Early reporting from the United States (US) Food and Drug Administration suggests viral neutralizing antibody titers should be at least 1:160. A Chinese publication found that SARS-CoV-2 neutralizing antibody levels correlate with the severity of COVID-19 pneumonia (Chen et al., 2020). This finding could explain the high level of donor NBas in our study as all donors were recruited while hospitalized for COVID-19, therefore known to carry a moderate to severe viral load. Robiani et al. found 18% of donors with no neutralizing antibodies, whereas we found only 4.55%. With these studies in mind, it is noteworthy to consider routinely documenting the NBas level of all plasma donors; since the science of NBas kinetics is still in its infancy, it is perhaps imperative to document donor NBas levels at this time. Furthermore, donated plasma may be of enhanced value to plasma recipients when the plasma donor has personally experienced moderate or severe COVID disease.
This trial took place during the early days of the COVID-19 pandemic when there were no effective treatment options yet available. Now, enough time has elapsed that multiple studies on potential treatment options are in publication. Some studies involved comparing various potential treatments against each other, such as comparing CP outcomes to those of dexamethasone. In the Roback study, some patients received more than one therapeutic agent, for example, giving one patient both antiviral medications and steroids (Roback and Guarner, 2020). This approach makes it difficult to disentangle the specific clinical responses derived when multiple elements are compared in a study or to single out the beneficial properties of an individual treatment plan.
This study found CP administration to be safe; only one study participant experienced a side effect (mild and temporary skin rash). This finding is in keeping with a study done in the US that produced similar results (Joyner et al., 2020). Other adverse reactions reported in various studies include immunological reactions or increased risk of infection at the transfusion site; these reactions are typical responses to the transfusion of blood products, including plasma. As at the tertiary hospital, baseline mortality in patients during standard treatment was high, a finding that may be similar in other COVID-19 studies.
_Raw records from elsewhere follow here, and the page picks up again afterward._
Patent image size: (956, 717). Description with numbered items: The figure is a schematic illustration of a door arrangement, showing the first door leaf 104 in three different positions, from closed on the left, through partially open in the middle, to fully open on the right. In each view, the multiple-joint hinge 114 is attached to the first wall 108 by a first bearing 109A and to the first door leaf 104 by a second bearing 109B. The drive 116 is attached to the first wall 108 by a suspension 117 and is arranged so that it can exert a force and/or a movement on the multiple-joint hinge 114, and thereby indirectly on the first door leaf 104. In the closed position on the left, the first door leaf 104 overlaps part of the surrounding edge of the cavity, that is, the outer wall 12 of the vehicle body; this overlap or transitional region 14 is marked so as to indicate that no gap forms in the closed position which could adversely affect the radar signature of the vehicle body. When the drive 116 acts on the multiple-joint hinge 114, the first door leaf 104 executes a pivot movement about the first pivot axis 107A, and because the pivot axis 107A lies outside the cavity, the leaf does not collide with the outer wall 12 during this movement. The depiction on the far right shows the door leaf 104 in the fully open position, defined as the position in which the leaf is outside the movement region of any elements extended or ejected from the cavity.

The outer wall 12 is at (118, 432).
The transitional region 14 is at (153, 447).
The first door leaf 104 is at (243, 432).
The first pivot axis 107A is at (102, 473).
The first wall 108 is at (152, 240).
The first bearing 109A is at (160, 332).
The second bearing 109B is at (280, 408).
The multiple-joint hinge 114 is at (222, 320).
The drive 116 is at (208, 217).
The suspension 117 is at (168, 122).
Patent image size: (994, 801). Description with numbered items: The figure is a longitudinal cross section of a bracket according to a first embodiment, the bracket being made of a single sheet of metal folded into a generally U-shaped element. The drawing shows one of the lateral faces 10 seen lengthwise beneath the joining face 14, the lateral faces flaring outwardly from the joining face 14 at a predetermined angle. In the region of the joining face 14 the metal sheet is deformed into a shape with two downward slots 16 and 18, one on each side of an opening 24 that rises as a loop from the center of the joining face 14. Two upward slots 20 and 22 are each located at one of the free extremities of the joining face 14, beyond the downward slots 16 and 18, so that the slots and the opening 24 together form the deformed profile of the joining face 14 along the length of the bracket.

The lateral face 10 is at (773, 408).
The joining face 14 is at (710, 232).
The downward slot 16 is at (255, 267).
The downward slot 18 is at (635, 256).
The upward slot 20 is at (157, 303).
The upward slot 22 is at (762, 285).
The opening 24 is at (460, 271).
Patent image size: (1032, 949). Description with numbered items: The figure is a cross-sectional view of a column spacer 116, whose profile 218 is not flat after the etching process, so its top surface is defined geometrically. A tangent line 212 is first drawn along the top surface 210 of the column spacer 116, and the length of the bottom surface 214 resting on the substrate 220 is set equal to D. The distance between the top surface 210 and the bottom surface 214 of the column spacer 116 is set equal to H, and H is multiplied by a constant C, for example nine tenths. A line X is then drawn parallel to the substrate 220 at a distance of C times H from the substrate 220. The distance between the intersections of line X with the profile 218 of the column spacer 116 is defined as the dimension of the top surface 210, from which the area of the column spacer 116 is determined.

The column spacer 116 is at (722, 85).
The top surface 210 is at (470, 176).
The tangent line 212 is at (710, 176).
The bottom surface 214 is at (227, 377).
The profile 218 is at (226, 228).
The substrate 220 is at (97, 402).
The primary limitation of this study was a lack of randomization, which was replaced by PSM analysis. The decision not to randomize in our study was based on ethical considerations at the beginning of the pandemic; however, this analysis's results were based on population groups of sufficient size and advanced statistics, as described in the methodology.
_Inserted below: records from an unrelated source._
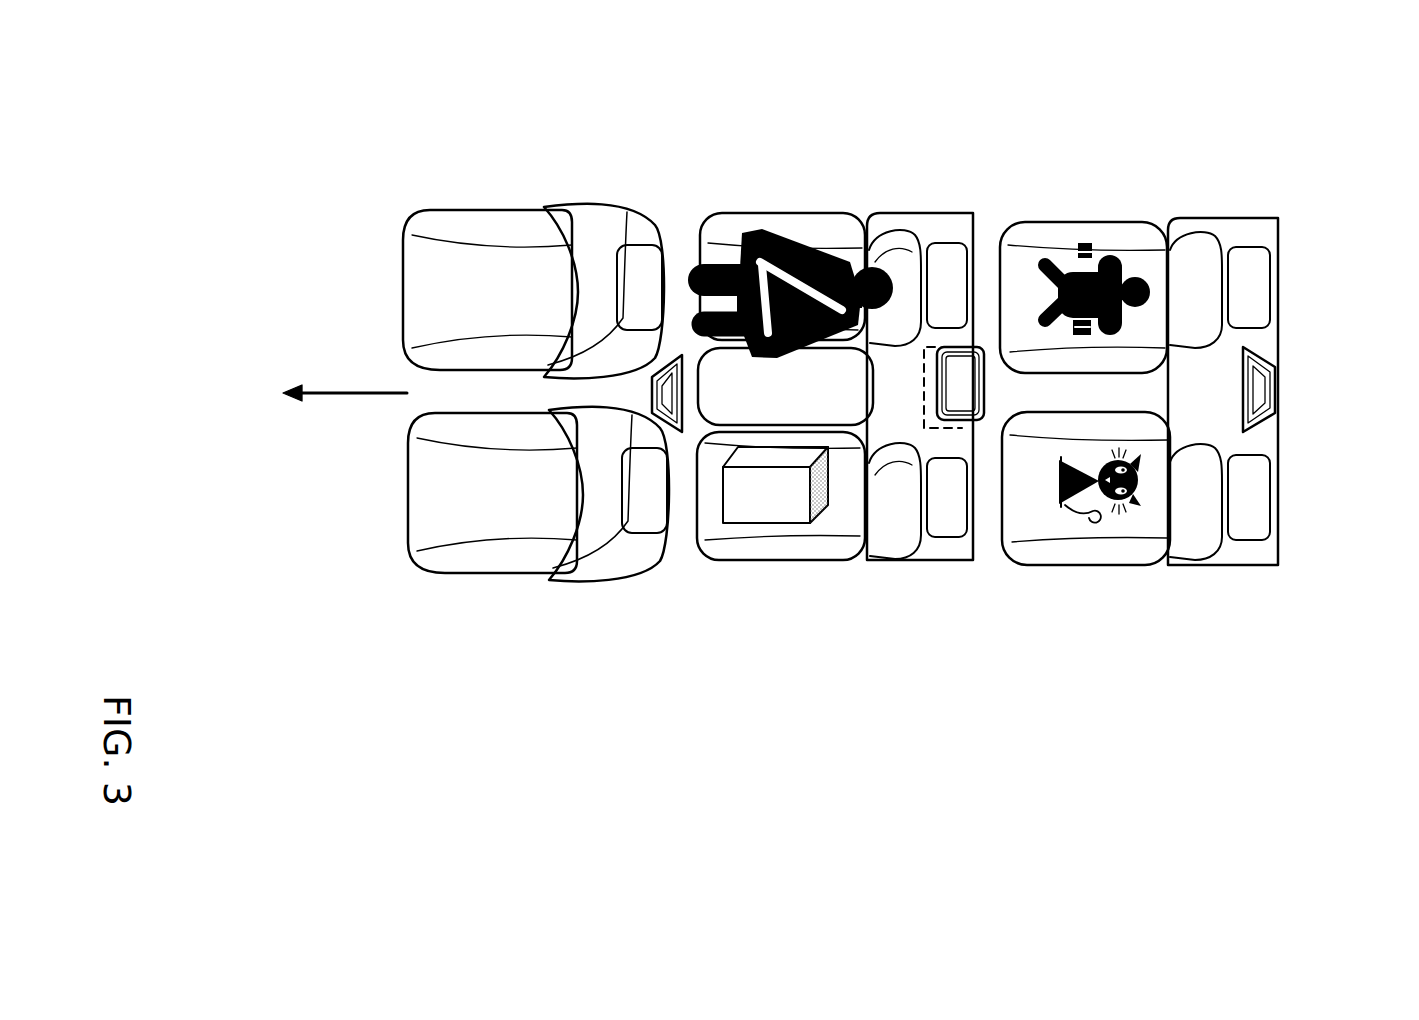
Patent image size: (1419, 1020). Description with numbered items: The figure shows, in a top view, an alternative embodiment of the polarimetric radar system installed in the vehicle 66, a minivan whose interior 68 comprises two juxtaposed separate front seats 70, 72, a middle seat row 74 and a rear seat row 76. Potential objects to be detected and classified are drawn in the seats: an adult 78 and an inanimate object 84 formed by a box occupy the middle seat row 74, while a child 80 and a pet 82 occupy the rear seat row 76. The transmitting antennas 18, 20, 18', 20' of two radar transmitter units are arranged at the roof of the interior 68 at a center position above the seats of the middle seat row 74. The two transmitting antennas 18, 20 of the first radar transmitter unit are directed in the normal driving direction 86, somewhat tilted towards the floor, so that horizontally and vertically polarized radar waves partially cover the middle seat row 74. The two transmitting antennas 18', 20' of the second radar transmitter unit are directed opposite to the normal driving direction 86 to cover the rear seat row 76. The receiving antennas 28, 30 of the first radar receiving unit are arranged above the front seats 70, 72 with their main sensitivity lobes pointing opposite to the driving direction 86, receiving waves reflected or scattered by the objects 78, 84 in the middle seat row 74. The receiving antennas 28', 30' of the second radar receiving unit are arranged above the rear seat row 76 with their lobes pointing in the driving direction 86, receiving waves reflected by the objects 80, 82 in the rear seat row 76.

The first transmitting antenna 18 is at (1036, 242).
The second transmitting antenna 20 is at (1036, 242).
The first transmitting antenna of second radar transmitter unit 18' is at (989, 521).
The second transmitting antenna of second radar transmitter unit 20' is at (989, 521).
The receiving antenna 28 is at (704, 246).
The receiving antenna 30 is at (704, 246).
The receiving antenna of second radar receiving unit 28' is at (1321, 249).
The receiving antenna of second radar receiving unit 30' is at (1321, 249).
The vehicle 66 is at (1318, 647).
The interior 68 is at (1031, 183).
The front seat 70 is at (435, 212).
The front seat 72 is at (437, 567).
The middle seat row 74 is at (792, 625).
The rear seat row 76 is at (1128, 625).
The adult 78 is at (793, 268).
The child 80 is at (1113, 272).
The pet 82 is at (1130, 462).
The inanimate object 84 is at (828, 452).
The normal driving direction 86 is at (352, 391).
In summary, convalescent plasma transfusion seems to be a safe and effective therapy for SARS-CoV-2 infection in a group of high-risk patients. Moreover, our study's results suggest that early administration may be crucial for an optimal outcome. This study demonstrated that age, presence of cardiac insufficiency, active cancer, the requirement of a ventilator, and/or the length of hospitalization significantly increased the death risk in the studied group. Randomized prospective trials in the subgroup of high-risk patients are still needed.
Conflict of interest
The authors declare that there is no conflict of interest.
Funding Source
The study was supported by The National Centre for Research and Development in Poland.
Ethical approval
Approved (agreement number 40/2020 of 03/04/2020).